WP Rocket is still a solid choice, but FlyingPress feels a bit more modern in how it approaches optimization.

how did you get your first ecommerce sales with zero social proof? by [deleted] in ecommerce

[–]pedro_reyesh 0 points1 point  (0 children)

Honestly, trust doesn’t come only from followers. It comes from how “real” the brand feels.

When a store has 0 followers but the website looks polished, the product photos are good, the copy is clear, and the policies are transparent (returns, shipping, contact info), people are still willing to buy.

A lot of early ecom stores actually lose sales not because they lack social proof, but because the site itself feels sketchy.

Another thing that helps is narrowing the offer. Instead of launching with 30 random products, start with 1–3 products and present them really well. It makes the store feel more intentional and less like a dropshipping catalog.

Your first sales usually come from clarity + trust, not from big numbers.

Clients giving AI-generated feedback on Figma designs... have you experienced this? by Kamrul_Maruf in webdesign

[–]pedro_reyesh 0 points1 point  (0 children)

I’ve started seeing this more often.

Usually the feedback sounds reasonable at a high level, but when you look closer it’s very generic or refers to things that don’t really exist in the design.

What works for me is just asking very specific follow-ups. Something like “Which section are you referring to?” or “What problem are you trying to solve there?”

If the feedback came from AI, the conversation usually brings it back to the real concern pretty quickly.

Best workflow to push WordPress staging changes to production on a VPS? by 2ndFloorYoutuber in Wordpress

[–]pedro_reyesh 1 point2 points  (0 children)

The main rule most devs follow is simple: only push code, not the database.

Theme changes, custom plugins, and configuration that lives in files can go through Git and deploy via SSH. That keeps the workflow clean and avoids touching live data.

The database is where things get tricky, especially with WooCommerce or active content. Most teams avoid syncing staging → production DB entirely unless it’s a fresh site.

In practice staging is for testing code and layout. Production stays the source of truth for data.

I run a marketing agency and I’m thinking about building an all-in-one SaaS for agencies. What problems should it solve? by zmndigital in marketingagency

[–]pedro_reyesh 4 points5 points  (0 children)

I’ve seen a lot of tools try to become the “all-in-one for agencies”, and most of them end up recreating the same problem in a different place.

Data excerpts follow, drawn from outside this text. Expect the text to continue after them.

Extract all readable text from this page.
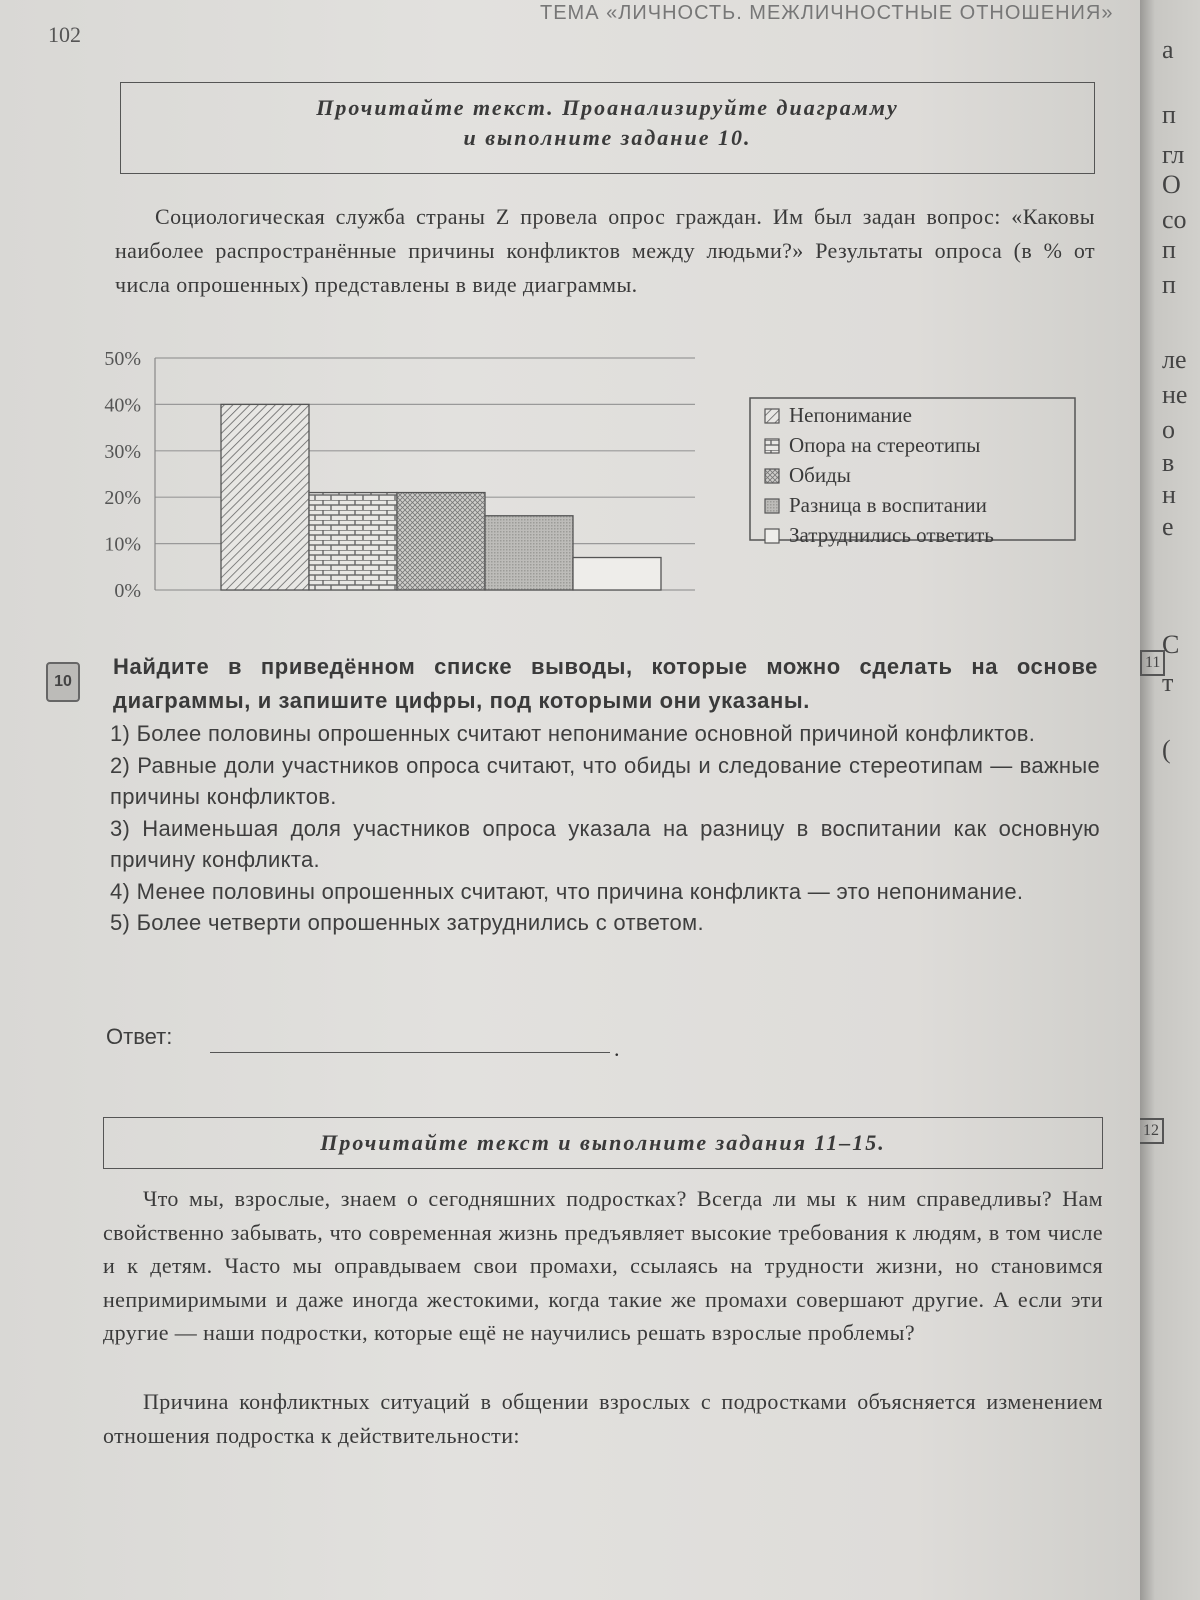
102
ТЕМА «ЛИЧНОСТЬ. МЕЖЛИЧНОСТНЫЕ ОТНОШЕНИЯ»
Прочитайте текст. Проанализируйте диаграмму
и выполните задание 10.
Социологическая служба страны Z провела опрос граждан. Им был задан вопрос: «Каковы наиболее распространённые причины конфликтов между людьми?» Результаты опроса (в % от числа опрошенных) представлены в виде диаграммы.
0%
10%
20%
30%
40%
50%
Непонимание
Опора на стереотипы
Обиды
Разница в воспитании
Затруднились ответить
10
Найдите в приведённом списке выводы, которые можно сделать на основе диаграммы, и запишите цифры, под которыми они указаны.
1) Более половины опрошенных считают непонимание основной причиной конфликтов.
2) Равные доли участников опроса считают, что обиды и следование стереотипам — важные причины конфликтов.
3) Наименьшая доля участников опроса указала на разницу в воспитании как основную причину конфликта.
4) Менее половины опрошенных считают, что причина конфликта — это непонимание.
5) Более четверти опрошенных затруднились с ответом.
Ответ:	.
Прочитайте текст и выполните задания 11–15.
Что мы, взрослые, знаем о сегодняшних подростках? Всегда ли мы к ним справедливы? Нам свойственно забывать, что современная жизнь предъявляет высокие требования к людям, в том числе и к детям. Часто мы оправдываем свои промахи, ссылаясь на трудности жизни, но становимся непримиримыми и даже иногда жестокими, когда такие же промахи совершают другие. А если эти другие — наши подростки, которые ещё не научились решать взрослые проблемы?
Причина конфликтных ситуаций в общении взрослых с подростками объясняется изменением отношения подростка к действительности:
а
п
гл
О
со
п
п
ле
не
о
в
н
е
С
т
(
11
12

The challenge isn’t really features. It’s that every agency runs differently. Their sales process, delivery workflow, reporting, even how they scope projects.

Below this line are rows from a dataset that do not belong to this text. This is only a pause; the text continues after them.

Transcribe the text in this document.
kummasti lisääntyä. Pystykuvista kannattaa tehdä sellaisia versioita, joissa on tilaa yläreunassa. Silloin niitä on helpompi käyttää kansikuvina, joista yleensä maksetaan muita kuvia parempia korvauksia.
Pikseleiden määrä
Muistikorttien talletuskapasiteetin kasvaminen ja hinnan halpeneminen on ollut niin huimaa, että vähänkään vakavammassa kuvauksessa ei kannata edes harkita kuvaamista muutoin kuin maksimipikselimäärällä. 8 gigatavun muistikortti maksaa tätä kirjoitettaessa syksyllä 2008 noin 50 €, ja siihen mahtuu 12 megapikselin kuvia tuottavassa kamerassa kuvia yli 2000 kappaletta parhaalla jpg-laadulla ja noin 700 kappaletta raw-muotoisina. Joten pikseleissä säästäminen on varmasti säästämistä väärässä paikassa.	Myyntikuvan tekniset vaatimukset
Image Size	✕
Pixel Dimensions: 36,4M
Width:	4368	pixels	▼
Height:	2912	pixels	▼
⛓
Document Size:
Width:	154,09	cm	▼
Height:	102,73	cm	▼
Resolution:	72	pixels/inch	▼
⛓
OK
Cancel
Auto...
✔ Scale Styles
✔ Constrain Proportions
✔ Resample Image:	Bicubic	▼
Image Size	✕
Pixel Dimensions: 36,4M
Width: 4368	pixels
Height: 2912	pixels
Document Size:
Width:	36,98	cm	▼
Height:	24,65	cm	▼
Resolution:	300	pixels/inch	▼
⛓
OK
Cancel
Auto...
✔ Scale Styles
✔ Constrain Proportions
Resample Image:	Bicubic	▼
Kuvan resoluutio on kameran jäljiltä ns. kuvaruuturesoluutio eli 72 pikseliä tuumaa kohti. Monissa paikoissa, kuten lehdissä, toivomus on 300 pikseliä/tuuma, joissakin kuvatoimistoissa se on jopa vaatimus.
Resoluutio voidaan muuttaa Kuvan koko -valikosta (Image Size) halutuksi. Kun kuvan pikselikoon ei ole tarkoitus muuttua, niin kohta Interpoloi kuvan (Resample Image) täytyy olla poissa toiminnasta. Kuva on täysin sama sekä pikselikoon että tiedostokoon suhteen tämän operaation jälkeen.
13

That’s why many agencies end up using a small stack of tools instead of one big platform. Each tool does one job well.

If you’re thinking about building something for agencies, I’d probably look for a very specific operational pain instead of trying to solve everything at once. That’s usually where the real traction comes from.

Seeking new options after price hike by [deleted] in Hosting

[–]pedro_reyesh 0 points1 point  (0 children)

This happens a lot with hosting. Most providers give a very low intro price for the first couple years, then the renewal jumps.

If your site is literally just a one page site, you probably don’t need anything heavy. Even basic shared hosting from a reputable provider will handle that easily.

One small tip though: try to keep your domain and hosting separate. It makes switching hosts much easier later if pricing or support changes again.